Imaging studies in non-human primates suggest that manganese exposure markedly reduces striatal dopamine release and results in a degeneration and gliosis in the globus pallidus, the nucleus subthalamicus, and the pars reticulata of the substantia nigra, whereas the pars compacta was largely unaffected (Eriksson 1987; Olanow 1996). Together, these findings argue in favor of a pre-synaptic damage of dopaminergic neurons induced by manganese resulting in altered dopamine release [reviewed in (Guilarte 2010)]. Interestingly, a recent study suggested that LRRK2, one of the most commonly mutated proteins in familial PD, may act as a manganese sensor, establishing a link between genetic and environmental factors in the pathogenesis of PD (Covy and Giasson 2010). In addition, manganese can increase the rate of α-synuclein fibrillization in vitro (Uversky et al. 2001). Recently, dopamine secreted by the neurons and not intracellular dopamine was shown to be directly involved in the generation of toxic reactive oxygen species after treatment with Mn. The extracellularly active enzyme dual-oxidase and the dopamine reuptake transporter were proposed to be the major mediators for increased oxidative stress in DAergic neurons exposed to manganese in C. elegans (Benedetto 2010). Thus, the increased vulnerability of DAergic neurons may be because of their specific neurotransmitter metabolism combined with preferential manganese uptake.

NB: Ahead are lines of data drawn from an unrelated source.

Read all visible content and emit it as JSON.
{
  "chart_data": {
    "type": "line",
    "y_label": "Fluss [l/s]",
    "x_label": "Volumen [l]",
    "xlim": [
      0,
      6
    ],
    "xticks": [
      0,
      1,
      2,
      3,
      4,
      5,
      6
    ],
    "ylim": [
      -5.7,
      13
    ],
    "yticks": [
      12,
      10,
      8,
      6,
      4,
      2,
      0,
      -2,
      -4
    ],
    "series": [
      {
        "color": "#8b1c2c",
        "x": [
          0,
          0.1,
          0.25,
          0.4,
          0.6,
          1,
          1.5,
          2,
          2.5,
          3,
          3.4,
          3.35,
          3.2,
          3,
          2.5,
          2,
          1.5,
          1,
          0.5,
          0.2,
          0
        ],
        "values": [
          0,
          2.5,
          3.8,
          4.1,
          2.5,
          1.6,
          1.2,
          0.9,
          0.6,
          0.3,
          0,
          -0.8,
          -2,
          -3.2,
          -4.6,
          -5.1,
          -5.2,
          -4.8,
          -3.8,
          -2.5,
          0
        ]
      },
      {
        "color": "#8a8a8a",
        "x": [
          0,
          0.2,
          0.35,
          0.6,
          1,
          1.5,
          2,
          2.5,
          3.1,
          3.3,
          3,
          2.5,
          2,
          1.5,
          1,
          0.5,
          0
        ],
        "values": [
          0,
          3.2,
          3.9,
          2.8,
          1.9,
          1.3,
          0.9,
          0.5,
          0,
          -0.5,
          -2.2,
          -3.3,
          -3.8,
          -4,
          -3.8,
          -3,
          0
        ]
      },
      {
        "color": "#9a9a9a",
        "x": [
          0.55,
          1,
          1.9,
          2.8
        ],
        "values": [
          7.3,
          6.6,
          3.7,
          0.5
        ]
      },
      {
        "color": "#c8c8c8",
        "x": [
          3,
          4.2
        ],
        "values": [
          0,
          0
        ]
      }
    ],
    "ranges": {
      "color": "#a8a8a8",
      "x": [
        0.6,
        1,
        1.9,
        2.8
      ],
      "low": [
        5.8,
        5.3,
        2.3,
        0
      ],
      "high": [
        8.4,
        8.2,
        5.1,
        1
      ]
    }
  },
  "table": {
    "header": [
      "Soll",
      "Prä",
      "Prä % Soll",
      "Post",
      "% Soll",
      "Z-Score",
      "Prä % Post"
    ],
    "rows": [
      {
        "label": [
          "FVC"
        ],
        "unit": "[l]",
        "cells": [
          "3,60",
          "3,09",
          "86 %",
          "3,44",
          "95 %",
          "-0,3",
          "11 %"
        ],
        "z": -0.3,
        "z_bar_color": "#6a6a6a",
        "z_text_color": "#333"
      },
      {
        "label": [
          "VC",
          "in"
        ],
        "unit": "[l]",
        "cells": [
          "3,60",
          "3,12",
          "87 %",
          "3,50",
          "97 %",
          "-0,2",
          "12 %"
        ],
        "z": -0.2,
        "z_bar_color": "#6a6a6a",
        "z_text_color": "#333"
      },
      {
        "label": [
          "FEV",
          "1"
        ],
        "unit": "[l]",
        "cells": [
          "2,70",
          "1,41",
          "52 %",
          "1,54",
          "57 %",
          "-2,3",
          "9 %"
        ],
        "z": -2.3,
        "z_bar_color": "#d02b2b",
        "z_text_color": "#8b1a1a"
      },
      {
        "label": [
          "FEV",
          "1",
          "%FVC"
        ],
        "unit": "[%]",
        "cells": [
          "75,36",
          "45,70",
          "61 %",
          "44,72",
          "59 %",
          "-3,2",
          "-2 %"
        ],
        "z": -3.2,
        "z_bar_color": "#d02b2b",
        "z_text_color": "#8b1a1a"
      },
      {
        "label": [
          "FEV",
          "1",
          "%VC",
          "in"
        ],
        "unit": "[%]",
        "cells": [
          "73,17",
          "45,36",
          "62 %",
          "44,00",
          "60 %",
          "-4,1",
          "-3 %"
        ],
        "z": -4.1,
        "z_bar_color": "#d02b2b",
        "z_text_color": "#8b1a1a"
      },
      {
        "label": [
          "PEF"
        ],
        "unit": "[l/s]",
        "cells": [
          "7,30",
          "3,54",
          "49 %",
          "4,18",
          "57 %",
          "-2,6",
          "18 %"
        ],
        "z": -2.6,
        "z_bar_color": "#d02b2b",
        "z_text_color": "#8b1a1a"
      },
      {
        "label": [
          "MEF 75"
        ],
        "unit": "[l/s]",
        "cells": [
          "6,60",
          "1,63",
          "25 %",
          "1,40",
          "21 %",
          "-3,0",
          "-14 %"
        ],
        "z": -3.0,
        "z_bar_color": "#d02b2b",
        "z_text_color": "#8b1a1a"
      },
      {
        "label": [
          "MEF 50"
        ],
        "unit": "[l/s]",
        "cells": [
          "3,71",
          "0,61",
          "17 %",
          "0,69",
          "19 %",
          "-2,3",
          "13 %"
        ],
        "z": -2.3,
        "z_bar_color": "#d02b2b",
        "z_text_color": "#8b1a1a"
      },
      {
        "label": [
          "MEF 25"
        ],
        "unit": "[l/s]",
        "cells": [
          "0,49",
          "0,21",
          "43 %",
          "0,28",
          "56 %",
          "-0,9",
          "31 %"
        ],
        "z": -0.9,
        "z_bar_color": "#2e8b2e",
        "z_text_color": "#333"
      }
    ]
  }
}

In summary, our data underscore the importance of single-cell analysis and correlative imaging including novel X-ray microscopy techniques for the understanding of pathophysiological processes in models of neurodegeneration. Our study sheds light to the selective trace metal distribution in primary DAergic neurons suggesting that this subpopulation is more prone to accumulate Mn intracellularly than other neurons, which could not be observed for Fe. Uptake of divalent ions was preferred and the distribution of Mn and Fe was different regarding the cellular compartments. This differential localization and distribution could contribute to selective vulnerability of DAergic neurons in Parkinson's disease and suggests trace metals as molecular targets in future therapeutic options of this neurodegenerative disease.